Une autre pierre est importante dans ces nouvelles fondations, et il s'agit de l'engagement formulé par les «amis» de rester présents, même quand les caméras seront braquées sur un autre drame. Dix ans.

Voilà l'échéancier minimal lié à cette feuille de route. Une prochaine rencontre — menée au siège social de l'ONU, à New York — aura lieu en mars pour préciser les besoins, qui seront mieux connus alors.

Le premier ministre haïtien a évoqué sa préférence pour le concept de «relance» plutôt que de «reconstruction». Il ne s'agit pas d'un caprice sémantique. Il évoque là le fait que le pays est à refaire avec bien plus que du béton. Au-delà des gravats à balayer, des entreprises, bâtiments publics, résidences, infrastructures à reconstruire, le pays doit connaître un nécessaire second souffle. Nation exsangue, Haïti était déjà au tapis bien avant ce énième cataclysme.
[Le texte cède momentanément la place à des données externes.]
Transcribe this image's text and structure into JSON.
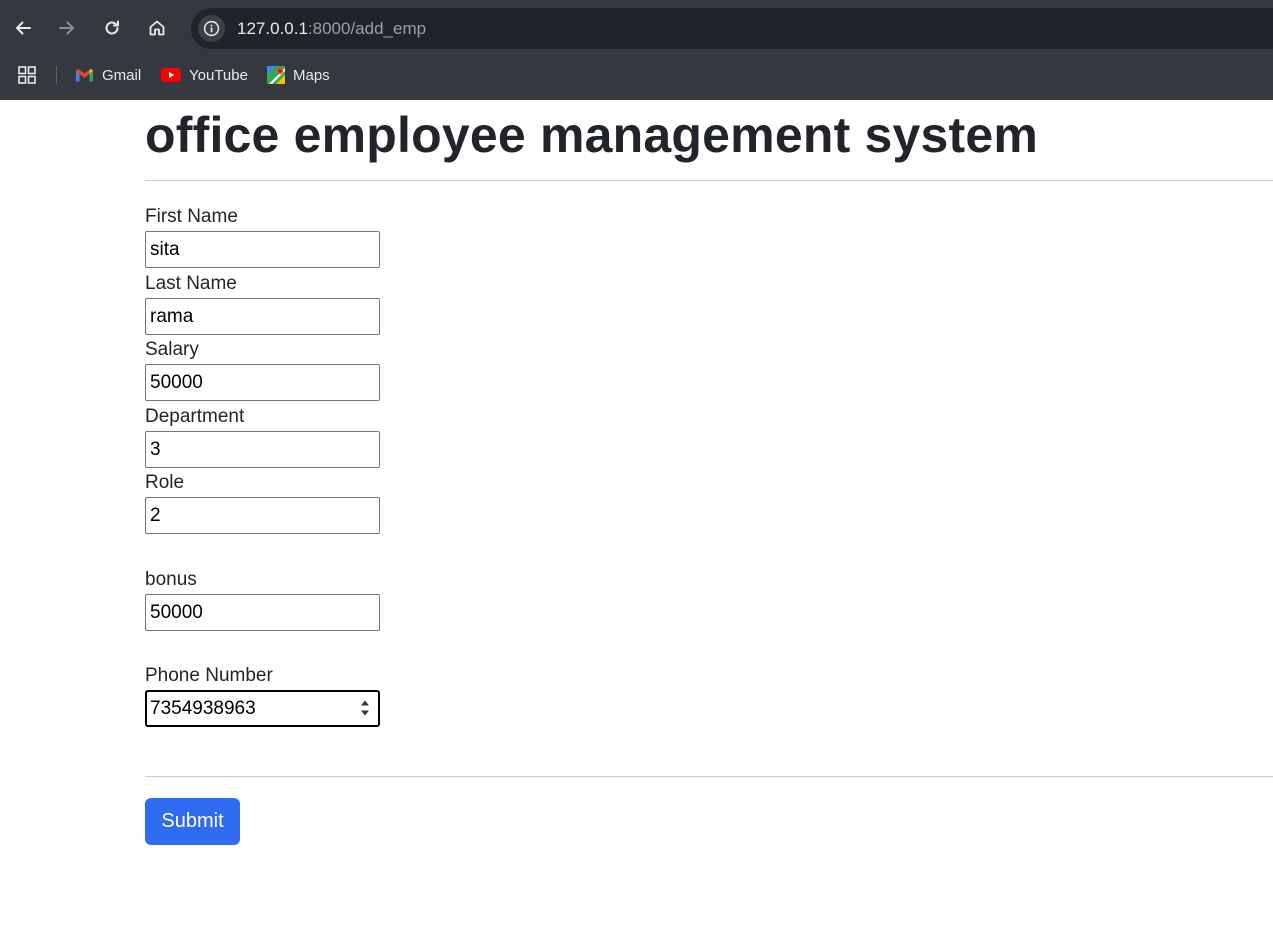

Dépendant des importations pour 40 % de son alimentation, le pays doit miser sur une économie alimentaire autonome — le soutien des États-Unis à l'agriculture est une bonne nouvelle, non seulement pour l'immédiat, car la saison des semis approche, mais aussi pour l'avenir. Ce renouveau est aussi l'occasion de miser sur l'éducation, que l'on sait le coeur du développement d'une nation. Ce sont des pas de géant qu'Haïti doit franchir là, car, avant la catastrophe, qui a détruit les écoles, 40 % des enfants n'allaient pas du tout en classe.
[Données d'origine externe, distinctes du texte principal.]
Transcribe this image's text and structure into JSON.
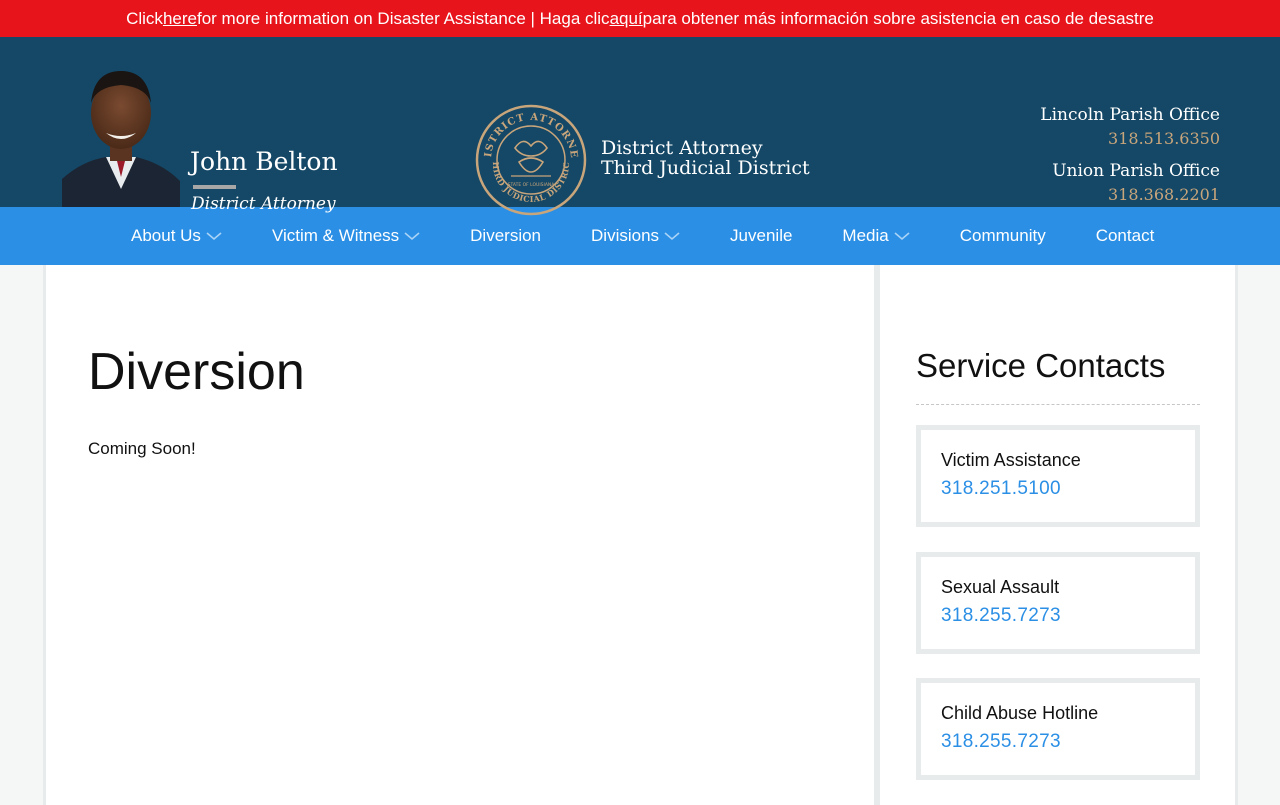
{
  "alert": {
    "pre": "Click ",
    "link_here": "here",
    "mid": " for more information on Disaster Assistance | Haga clic ",
    "link_aqui": "aquí",
    "post": " para obtener más información sobre asistencia en caso de desastre"
  },
  "header": {
    "da_name": "John Belton",
    "da_title": "District Attorney",
    "office_line1": "District Attorney",
    "office_line2": "Third Judicial District",
    "seal_top": "DISTRICT ATTORNEY",
    "seal_bottom": "THIRD JUDICIAL DISTRICT",
    "seal_inner": "STATE OF LOUISIANA",
    "offices": [
      {
        "name": "Lincoln Parish Office",
        "phone": "318.513.6350"
      },
      {
        "name": "Union Parish Office",
        "phone": "318.368.2201"
      }
    ]
  },
  "nav": {
    "items": [
      {
        "label": "About Us",
        "has_dropdown": true
      },
      {
        "label": "Victim & Witness",
        "has_dropdown": true
      },
      {
        "label": "Diversion",
        "has_dropdown": false
      },
      {
        "label": "Divisions",
        "has_dropdown": true
      },
      {
        "label": "Juvenile",
        "has_dropdown": false
      },
      {
        "label": "Media",
        "has_dropdown": true
      },
      {
        "label": "Community",
        "has_dropdown": false
      },
      {
        "label": "Contact",
        "has_dropdown": false
      }
    ]
  },
  "main": {
    "title": "Diversion",
    "body": "Coming Soon!"
  },
  "sidebar": {
    "title": "Service Contacts",
    "contacts": [
      {
        "name": "Victim Assistance",
        "phone": "318.251.5100"
      },
      {
        "name": "Sexual Assault",
        "phone": "318.255.7273"
      },
      {
        "name": "Child Abuse Hotline",
        "phone": "318.255.7273"
      }
    ]
  },
  "colors": {
    "alert_bg": "#e8141b",
    "header_bg": "#144866",
    "nav_bg": "#2b8fe5",
    "gold": "#c9a57b",
    "link_blue": "#2b8fe5"
  }
}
La «réunion de travail» d'hier ne changera rien aux immenses failles encore visibles dans l'aide d'urgence, dont doivent se prévaloir 400 000 familles haïtiennes sans abri. Mais elle ouvre la porte, pour le peuple, à un peu d'espoir dans cette infinie tragédie. Un «nouvel Haïti», dont le futur repose sur une organisation efficace, un soutien financier imposant et durable et des assises politiques plus solides.